The Clark County Sandpipers of Nevada swim team brought home the state championship title recently despite hiccups in training. The top trophy is on display at the Desert Breeze Aquatic Center, 8275 Spring Mountain Road. This is the second consecutive year the Sandpipers have taken the top honor.
Head coach Ron Aitken said it felt great to win.
"We were concerned going in that it was going to be really tight ... we weren't sure (of the outcome) at all through the whole weekend," he said. "We just knew we had to keep swimming fast and placing high to score the points. We know anything is possible. We were 400 points behind in 2004, and we did what we had to do to win. There were 150 events, and when we divide it out between 700 swimmers, it can go either way ... so we didn't take anything for granted, we just kept pushing through."
He said that by the last day, he was pretty sure they were going to win.
The swim team competed Feb. 18-21 in Carson City and racked up 7,516.5 points to defend its title. The second-place team was Boulder City/Henderson, which achieved a combined 6,937.5 points.
To celebrate, Aitken and the other coaches were thrown in the pool.
In addition to winning numerous first-place finishes, individuals and relay teams broke state records, and the Sandpipers team's combined efforts brought home the largest number of high-point finishers.
Individual high-point scores were achieved by Dylan Gravely, 9; Hannah Roth, 10; Sawyer Grimes, 10; and Josh Bengson, 12. Of the 133 swimmers representing the Sandpipers, many nabbed first-place wins. Swimmers of all age groups and in every event placed in top spots.
Winners included: David Miller, 12, who took first place for the 100-yard backstroke and 50- and 100-yard butterfly; Jay Yang, 14, who finished first in the 100- and 200-yard butterfly; Isabella Goldsmith, 14, who brought home the first-place medal in the 100- and 200-yard breaststroke; Hannon Daigler, 18, who finished first in the 400-yard medley and second in the 200-yard backstroke; and Olivia Barker, 17, who took top spots in the 100- and 200-yard butterfly.

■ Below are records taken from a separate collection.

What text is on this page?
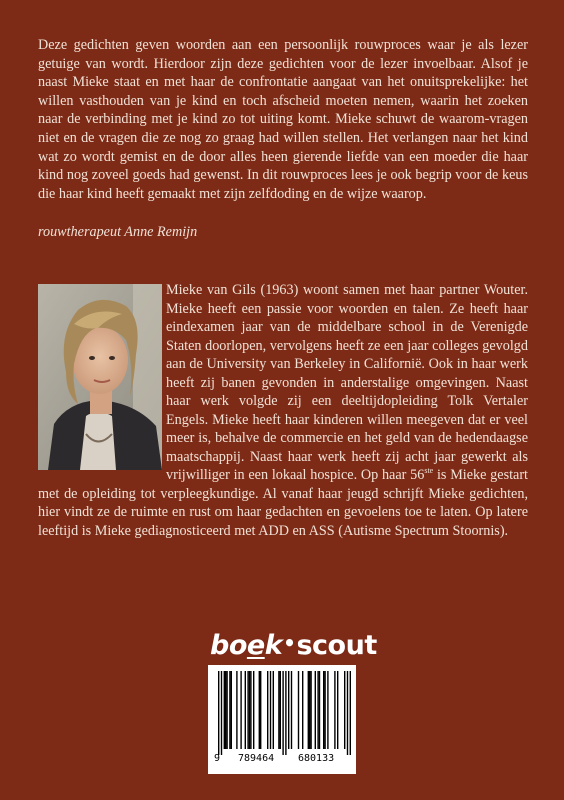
Deze gedichten geven woorden aan een persoonlijk rouwproces waar je als lezer getuige van wordt. Hierdoor zijn deze gedichten voor de lezer invoelbaar. Alsof je naast Mieke staat en met haar de confrontatie aangaat van het onuitsprekelijke: het willen vasthouden van je kind en toch afscheid moeten nemen, waarin het zoeken naar de verbinding met je kind zo tot uiting komt. Mieke schuwt de waarom-vragen niet en de vragen die ze nog zo graag had willen stellen. Het verlangen naar het kind wat zo wordt gemist en de door alles heen gierende liefde van een moeder die haar kind nog zoveel goeds had gewenst. In dit rouwproces lees je ook begrip voor de keus die haar kind heeft gemaakt met zijn zelfdoding en de wijze waarop.

rouwtherapeut Anne Remijn

Mieke van Gils (1963) woont samen met haar partner Wouter. Mieke heeft een passie voor woorden en talen. Ze heeft haar eindexamen jaar van de middelbare school in de Verenigde Staten doorlopen, vervolgens heeft ze een jaar colleges gevolgd aan de University van Berkeley in Californië. Ook in haar werk heeft zij banen gevonden in anderstalige omgevingen. Naast haar werk volgde zij een deeltijdopleiding Tolk Vertaler Engels. Mieke heeft haar kinderen willen meegeven dat er veel meer is, behalve de commercie en het geld van de hedendaagse maatschappij. Naast haar werk heeft zij acht jaar gewerkt als vrijwilliger in een lokaal hospice. Op haar 56ste is Mieke gestart met de opleiding tot verpleegkundige. Al vanaf haar jeugd schrijft Mieke gedichten, hier vindt ze de ruimte en rust om haar gedachten en gevoelens toe te laten. Op latere leeftijd is Mieke gediagnosticeerd met ADD en ASS (Autisme Spectrum Stoornis).

boek•scout
9 789464 680133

The wins came after a chaotic practice schedule that saw the Sandpipers swimming at different pools after their home pool at Desert Breeze was closed for renovations that took two months to complete.
Aitken acknowledged that it would have been easy to lose focus and allow the desire to succeed to be tamped down.
"But they stayed focused and did everything they were supposed to do," he said.
Daigler said it wasn't hard to stay focused -- he put in as many as five hours of practice a day -- nor was he bothered by nerves.
"I live for the racing," he said.
Daigler said when he joined in 2006, the team was "nowhere near winning" but credited the coaches for bringing up the level of everyone's performance.
Earl Fisk is a Southern California/Nevada state swimming official. His son Mike, 13, took the No. 4 spot in his age group in the 200-yard breaststroke. He complimented the team's cohesiveness and parental support system.
"As an official, I cannot always step off duty to cheer for Mike, so it touches my heart that there is never a shortage of swimmers and parents at both ends of the pool cheering him and every other member of our team on," he said.
Marisa Finetti's son Michael, 10, has been on the team for just over a year and qualified to go to Carson City. He competed in seven events while fighting a cold combined with elevation sickness.
"He still beat all his personal bests except for one," she said.
The nonprofit swim club has been churning out swimmers of all levels, from novice to Olympic potentials, since 1968. Barker and Daigler have qualified for the 2012 Olympic Trials, which are set to take place in June.